次に映し出されたのは、青く光り巨大化していく日本武尊の姿と、草薙の剣でドロイドを次から次へと突き刺していく姿、【YAMATOTAKERU】の大きな文字。

「日本の天皇家の伝説的英雄『日本武尊』さんです。

2人が持ってる剣は、日本の皇室に伝わる3種の神器のひとつ草薙の剣です。

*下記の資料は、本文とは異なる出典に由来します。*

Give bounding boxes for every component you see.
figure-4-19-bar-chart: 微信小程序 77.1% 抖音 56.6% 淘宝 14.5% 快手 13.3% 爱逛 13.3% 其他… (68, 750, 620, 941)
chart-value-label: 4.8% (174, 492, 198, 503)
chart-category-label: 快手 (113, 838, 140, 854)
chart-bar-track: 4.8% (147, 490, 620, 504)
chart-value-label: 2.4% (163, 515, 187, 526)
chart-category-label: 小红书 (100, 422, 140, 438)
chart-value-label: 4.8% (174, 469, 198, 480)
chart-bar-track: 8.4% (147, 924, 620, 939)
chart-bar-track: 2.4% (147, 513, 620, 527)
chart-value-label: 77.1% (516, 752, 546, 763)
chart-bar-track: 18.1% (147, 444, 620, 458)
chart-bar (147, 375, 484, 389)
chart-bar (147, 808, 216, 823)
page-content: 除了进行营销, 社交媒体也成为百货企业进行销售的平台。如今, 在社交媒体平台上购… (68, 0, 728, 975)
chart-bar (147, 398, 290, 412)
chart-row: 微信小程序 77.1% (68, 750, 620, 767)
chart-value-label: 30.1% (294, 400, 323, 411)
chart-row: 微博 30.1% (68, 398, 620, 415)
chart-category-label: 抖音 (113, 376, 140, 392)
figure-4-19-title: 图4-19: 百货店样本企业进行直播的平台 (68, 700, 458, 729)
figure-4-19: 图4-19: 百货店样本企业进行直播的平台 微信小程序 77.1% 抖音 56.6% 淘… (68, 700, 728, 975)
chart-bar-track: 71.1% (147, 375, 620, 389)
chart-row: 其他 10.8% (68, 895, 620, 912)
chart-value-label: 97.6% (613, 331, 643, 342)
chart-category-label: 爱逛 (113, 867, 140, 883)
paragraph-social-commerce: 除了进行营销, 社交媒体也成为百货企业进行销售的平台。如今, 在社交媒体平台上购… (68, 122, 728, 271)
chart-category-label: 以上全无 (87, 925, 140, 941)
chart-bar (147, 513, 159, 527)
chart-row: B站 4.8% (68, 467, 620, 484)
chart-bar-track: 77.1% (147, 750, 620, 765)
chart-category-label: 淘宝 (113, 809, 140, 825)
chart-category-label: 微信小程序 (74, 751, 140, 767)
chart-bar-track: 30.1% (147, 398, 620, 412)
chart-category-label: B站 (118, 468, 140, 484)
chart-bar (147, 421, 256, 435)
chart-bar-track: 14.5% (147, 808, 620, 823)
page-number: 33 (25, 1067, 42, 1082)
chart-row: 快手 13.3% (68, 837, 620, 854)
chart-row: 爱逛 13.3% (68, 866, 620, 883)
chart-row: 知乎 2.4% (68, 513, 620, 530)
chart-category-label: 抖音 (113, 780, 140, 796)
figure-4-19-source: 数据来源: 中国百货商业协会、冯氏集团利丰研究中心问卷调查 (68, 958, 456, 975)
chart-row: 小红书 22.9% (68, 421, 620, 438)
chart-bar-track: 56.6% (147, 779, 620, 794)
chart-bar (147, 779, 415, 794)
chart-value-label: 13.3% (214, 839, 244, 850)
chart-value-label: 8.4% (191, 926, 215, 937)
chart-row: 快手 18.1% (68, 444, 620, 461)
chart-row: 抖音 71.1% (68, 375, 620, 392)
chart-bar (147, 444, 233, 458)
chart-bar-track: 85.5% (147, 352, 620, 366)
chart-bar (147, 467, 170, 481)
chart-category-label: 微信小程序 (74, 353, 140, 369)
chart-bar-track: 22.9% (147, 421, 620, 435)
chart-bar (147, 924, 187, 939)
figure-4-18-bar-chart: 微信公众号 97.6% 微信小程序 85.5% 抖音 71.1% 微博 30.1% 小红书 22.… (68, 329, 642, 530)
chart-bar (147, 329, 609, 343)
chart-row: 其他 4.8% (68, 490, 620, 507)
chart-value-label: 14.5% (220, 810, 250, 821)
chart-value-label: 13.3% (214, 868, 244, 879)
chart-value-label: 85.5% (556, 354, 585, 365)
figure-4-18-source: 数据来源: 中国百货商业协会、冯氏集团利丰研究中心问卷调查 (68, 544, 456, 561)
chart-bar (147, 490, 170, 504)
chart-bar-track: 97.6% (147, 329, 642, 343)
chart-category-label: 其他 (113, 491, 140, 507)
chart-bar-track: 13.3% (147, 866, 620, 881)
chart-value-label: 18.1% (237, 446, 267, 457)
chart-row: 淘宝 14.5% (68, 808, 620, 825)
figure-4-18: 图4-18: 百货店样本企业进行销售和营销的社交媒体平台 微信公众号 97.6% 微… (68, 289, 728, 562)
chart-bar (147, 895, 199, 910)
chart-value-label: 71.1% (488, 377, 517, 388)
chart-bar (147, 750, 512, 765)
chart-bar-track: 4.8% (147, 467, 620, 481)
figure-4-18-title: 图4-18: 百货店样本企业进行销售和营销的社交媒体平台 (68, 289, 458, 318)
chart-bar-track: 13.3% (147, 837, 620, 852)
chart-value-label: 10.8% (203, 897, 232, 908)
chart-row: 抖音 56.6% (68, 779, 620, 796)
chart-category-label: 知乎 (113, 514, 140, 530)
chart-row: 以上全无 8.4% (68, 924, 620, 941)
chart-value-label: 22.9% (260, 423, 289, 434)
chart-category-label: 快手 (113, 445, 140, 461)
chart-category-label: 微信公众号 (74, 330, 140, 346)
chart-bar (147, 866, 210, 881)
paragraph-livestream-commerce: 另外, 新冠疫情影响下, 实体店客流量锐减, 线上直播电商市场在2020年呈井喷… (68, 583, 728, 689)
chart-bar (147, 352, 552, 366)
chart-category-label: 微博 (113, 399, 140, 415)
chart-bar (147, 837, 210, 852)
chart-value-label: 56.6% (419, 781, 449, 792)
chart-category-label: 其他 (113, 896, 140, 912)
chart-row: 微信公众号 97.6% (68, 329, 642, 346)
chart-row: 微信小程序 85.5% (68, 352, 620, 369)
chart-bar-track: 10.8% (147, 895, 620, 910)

」


次に映し出されたのは、宙に九字を切り結界を張る安倍晴明の姿、【ABENOSEIMEI】の大きな文字。

「卓越した陰陽師『安倍晴明』さんです。」


次に映し出したのは、空間を消えたり、現れたり瞬間移動する小角の姿だった、【ENNOODUNU】の大きな文字。

「修験道の開祖『役小角』さんです。」


次に映し出したのは、ロンギヌスの槍でドロイドを突き刺し溶かす平将門の姿と【TAIRANOMASAKADO】の大きな文字。

「日本州の首都、東京の守り神『平将門』さんです。手に持っているのはキリストのロンギヌスの槍です。」


最後に映し出されたのは、金剛杵から雷をドロイドに落とす弥勒菩薩の姿【MIROKUBOSATHU】の大きな文字。

「そして『弥勒菩薩』様です。」

弥勒はいつの間にか演壇の中央に立っていた。


日本人ならば誰もが知っている過去の偉人達の名を聞いて、世界中の日本人、世界中の人類が万歳をし、ガッツポーズをした。


ホログラムには7人の英雄全員が横に並ぶ姿が映し出されていた。

湯川とアル、弥勒はその中心に立ち、

「これが地球を崩壊の歴史から救った『伝説の7人』です。」

世界中の人が立ち上がり、拍手が鳴りやまなかった。